Press release extract:

Via a performative and borderless site-specific installation, RBW takes over Atelier Martel’s office space and transforms it into an ephemeral urban lab around the conceptual and utopian model of Mesopolis.

Wrapping the space with wood-fiber felt, the installation resembles a giant mood-board on which to pin and organize elements, such as RBW’s art work (diagrams, image banks, collages), or other documents and files, including Atelier Martel’s materials and models. All this serves for inspiration, discussion and research. Various collaborative research sessions with Atelier Martel’s team as well as discussions with guests and visitors took place during the exhibition to further explore the Mesopolis concept.

Mesopolis was born from a exploratory trip in Tehran and a research project about its ecology, its imaginaries and its future, that never came through. The conceptual model and exhibition are intended to become an aesthetic and thought experiment of what a Mesopolis could be, defined by the artist as an “ecosophical milieu” inspired by Felix Guattari’s book Three Ecologies (1989), where natural, social and mental ecologies entangle.
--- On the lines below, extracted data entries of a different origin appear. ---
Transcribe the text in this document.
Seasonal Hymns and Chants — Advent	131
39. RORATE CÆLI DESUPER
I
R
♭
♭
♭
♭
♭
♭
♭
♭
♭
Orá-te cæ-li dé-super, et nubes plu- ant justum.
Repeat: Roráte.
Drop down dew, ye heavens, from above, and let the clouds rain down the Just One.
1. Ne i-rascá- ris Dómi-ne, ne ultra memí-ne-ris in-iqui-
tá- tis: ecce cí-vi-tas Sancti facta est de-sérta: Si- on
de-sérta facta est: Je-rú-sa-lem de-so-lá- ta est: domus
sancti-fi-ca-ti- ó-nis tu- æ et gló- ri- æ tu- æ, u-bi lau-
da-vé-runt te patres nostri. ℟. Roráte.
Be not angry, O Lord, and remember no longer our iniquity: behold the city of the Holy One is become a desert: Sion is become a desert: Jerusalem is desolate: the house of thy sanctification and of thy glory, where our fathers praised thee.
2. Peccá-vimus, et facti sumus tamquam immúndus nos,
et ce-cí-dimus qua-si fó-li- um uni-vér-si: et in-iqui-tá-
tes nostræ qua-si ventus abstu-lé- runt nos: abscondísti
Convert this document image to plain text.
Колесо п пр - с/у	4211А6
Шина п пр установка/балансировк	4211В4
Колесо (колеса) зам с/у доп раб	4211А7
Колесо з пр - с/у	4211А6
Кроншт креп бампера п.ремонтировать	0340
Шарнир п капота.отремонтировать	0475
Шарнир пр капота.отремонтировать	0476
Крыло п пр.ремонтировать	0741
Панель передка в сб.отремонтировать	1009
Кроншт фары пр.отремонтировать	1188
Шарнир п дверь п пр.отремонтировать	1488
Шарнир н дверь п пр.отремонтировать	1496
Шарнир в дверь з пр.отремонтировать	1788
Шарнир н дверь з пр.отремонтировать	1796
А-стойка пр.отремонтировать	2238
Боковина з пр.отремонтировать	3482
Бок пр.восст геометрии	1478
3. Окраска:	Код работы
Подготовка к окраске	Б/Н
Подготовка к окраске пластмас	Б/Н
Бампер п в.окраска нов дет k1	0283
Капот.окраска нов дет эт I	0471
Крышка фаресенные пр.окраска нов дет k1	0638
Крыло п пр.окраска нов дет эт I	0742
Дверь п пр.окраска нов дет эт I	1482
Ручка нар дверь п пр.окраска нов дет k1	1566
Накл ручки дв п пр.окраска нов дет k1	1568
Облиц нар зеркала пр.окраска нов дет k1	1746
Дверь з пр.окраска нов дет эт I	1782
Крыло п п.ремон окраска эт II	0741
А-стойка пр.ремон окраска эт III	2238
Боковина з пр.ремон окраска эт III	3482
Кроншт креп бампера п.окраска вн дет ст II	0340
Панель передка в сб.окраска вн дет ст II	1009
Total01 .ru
The flux of images and cognitive materials staged in the installation provide a sense of the material and immaterial ecosystems, while echoing Henry Corbin’s notion of “mundus imaginalis”. This concept epitomizes the Persian vision of the world which perpetuates imaginary dimensions in opposition to the western rational mind. Persian approach to urban planning and landscaping, considered to be the oldest in human history, is deeply rooted in this visible/invisible tension as well as in the combination of nature and architecture. All this will nurture and fuel further research on the Mesopolis utopia.